We introduce Zplot, a Python library for making two-dimensional data plots. Zplot provides a simple set of primitives that allow users to input and manipulate data, plot said data in a variety of formats, and decorate the resulting graphs with axes, labels, and other textual accents. Zplot then outputs encapsulated PostScript and PDF for ease of inclusion in technical documents, and SVG for inclusion of generated plots in modern web pages.
Zplot is a simple Python library that allows the creation of two-dimensional data graphics in a flexible and powerful manner. Typical graphs are created with only a few lines of code, and complex and intricate graphs can be produced from only tens of lines of code. Additionally, because Zplot graph-creation is simply Python, one can bring to bear all the power of programming to create visualizations. Repetitive tasks can be performed in loops, and useful primitives can be encapsulated in functions.
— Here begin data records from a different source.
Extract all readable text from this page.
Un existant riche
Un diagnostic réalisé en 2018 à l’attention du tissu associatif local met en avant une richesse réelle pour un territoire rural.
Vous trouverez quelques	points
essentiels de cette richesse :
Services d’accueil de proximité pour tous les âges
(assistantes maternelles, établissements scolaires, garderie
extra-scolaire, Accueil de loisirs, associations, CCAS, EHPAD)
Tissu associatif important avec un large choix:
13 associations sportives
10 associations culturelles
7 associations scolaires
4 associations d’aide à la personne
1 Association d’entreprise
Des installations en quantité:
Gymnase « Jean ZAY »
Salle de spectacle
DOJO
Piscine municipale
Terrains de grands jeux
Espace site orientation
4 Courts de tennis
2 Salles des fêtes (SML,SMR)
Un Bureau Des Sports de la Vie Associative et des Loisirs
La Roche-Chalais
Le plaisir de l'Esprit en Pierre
In this document, we describe Zplot. First, we give an overview of the tool and the basic primitives it provides. Then, we describe each of the basic routines in more detail, showing how they can be combined to produce a wide range of interesting graphs. Zplot drawing routines are all built upon a set of low-level generic drawing commands that can produce PostScript, PDF, or SVG graphic formats; these commands hide many of the details of generating correct PostScript, PDF, or SVG from the rest of Zplot, boiling down most activities to simple drawing commands that place lines, shapes, and text on the drawing surface.
We now describe the basic primitives provided by Zplot. Let us start with a typical (if simple) graph as an example, and use this to drive the discussion of the different elements of Zplot. A typical graphing script might be written as follows:
# import the library from zplot import * import sys # describe the drawing surface ctype = 'eps' if len(sys.argv) < 2 else sys.argv[1] c = canvas(ctype, title='example1', dimensions=['3in', '2.4in']) # load some data t = table(file='example1.data') # make a drawable region for a graph d = drawable(canvas=c, xrange=[0,10], yrange=[0,10], coord=['0.5in','0.4in'], dimensions=['2.3in','1.7in']) # make some axes axis(drawable=d, title='A Sample Graph', xtitle='The X-Axis', ytitle='The Y-Axis') # plot the points p = plotter() p.points(drawable=d, table=t, xfield='x', yfield='y', style='triangle', linecolor='red', fill=True, fillcolor='red') # finally, output the graph to a file c.render()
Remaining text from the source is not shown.